Between the ages of thirteen and fifteen, I began to conform to the racialised definition of a Black person, kissing my teeth, having a slight attitude and attempting to look thuggish, which inevitably got me in trouble. I was going with the flow, and I accepted that I was a product of the environment around me. However, what relinquished me from such conformity was when people questioned why I would say ‘isn't it’s rather than ‘innit’. Once I recognised that the reason I said ‘isn’t it was because my mum ensured we spoke correctly and pushed us away from believing that black people acted, behaved and were constructed in a particular way. Hence, I realised that such behaviour was not me, and I am unique despite what people may think or expect of me.
Therefore, once I broke free from the shackles of social conformity, I began to get closer to my religion and understand its importance in my identity and culture. Also, I was starting to understand better who I was.
Therefore, from the age of sixteen onwards, I had found some semblance of inner peace about my identity. I was no longer at the loss of whom I was; in turn, gaining a sense of security and comfort resulted in me being confident enough to confront those who attempted to racialise me. As I began to delve deeper into Islam and its intertwined history with my culture, I assigned that my Identity was first and foremost my religion. I was a Muslim since it encompassed everything within my culture and more; Islam enabled me to trust Allah and gave me a holistic understanding of who I was and what I could become. However, this recognition was not that high you get when you just found God; it was more of a subtle awakening and internalisation of the teachings of Islam and now beginning to look at life through the lens of Islam. Second, I understood that my culture lay underneath my religion in forming my identity, but I was not just Tanzanian; I was also a Londoner, in the sense that London lay a separate entity to the rest of England. Due to London being an epicentre of cultural integration and evolution. I grew in a city well my view of the world was forged from multiple ethnicities, races, and values; in turn, London was an essential aspect in forming my identity.
One difficulty that I’ve had to face since getting married is understanding my father's Burundi side. My father passed away when I was nine, so I’ve always had a closer affinity to my Mother Tanzanian side. But whilst in the process of getting married, I reconnected and grew closer to my father's side of the family, this is not to say it never existed before this, but once a crucial figurehead connecting you to other people leaves you inevitably, it results in some initial connection loss. I now begin to see myself and embrace both my Tanzanian and Burundi side. My hope is in February; I’m able to go to Tanzania and uncover my mother family history and then go to Burundi to discover my fathers.

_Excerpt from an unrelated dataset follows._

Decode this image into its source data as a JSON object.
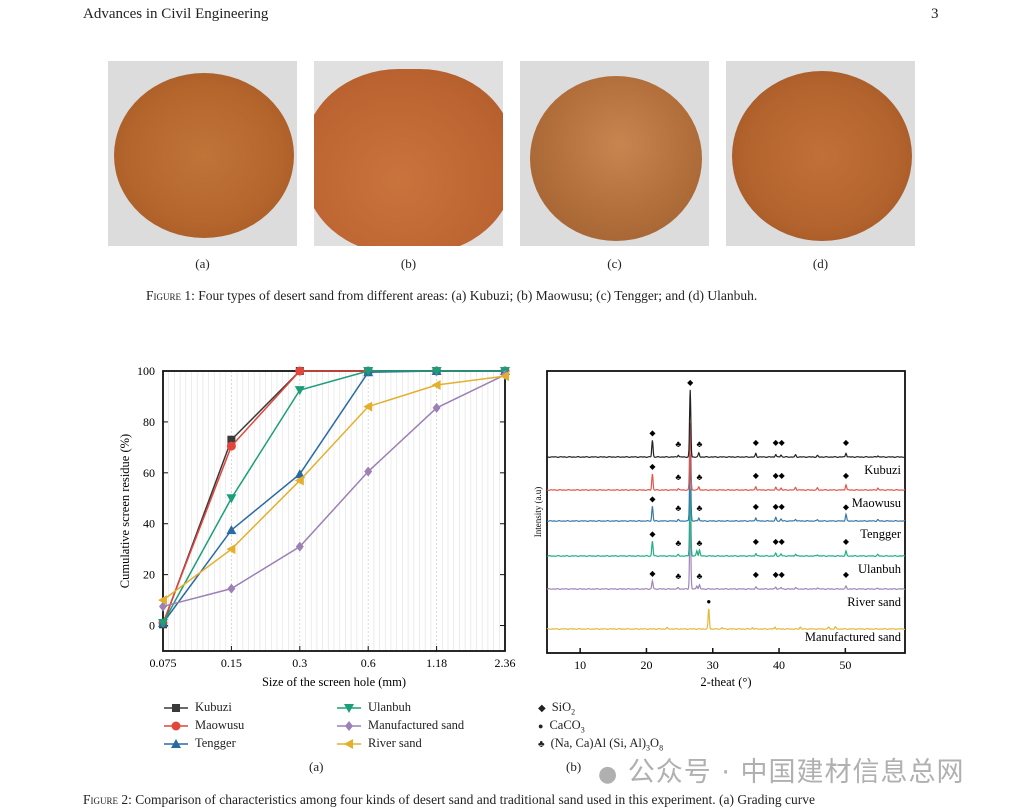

This is how I currently see my identity.
Furthermore, with Islam, there lies excellent simplicity but significant complexity; the further I delve, the more questions appear, the more confused I am, especially regarding the practice of Islam within the British Muslim community. However, that battle is slowly but surely becoming clear with my generation confronting present issues. Therefore, that is the current journey of my identity, I expect harsher challenges in the future ahead, but at the moment, I feel at peace with myself and look forward to the upcoming adventures.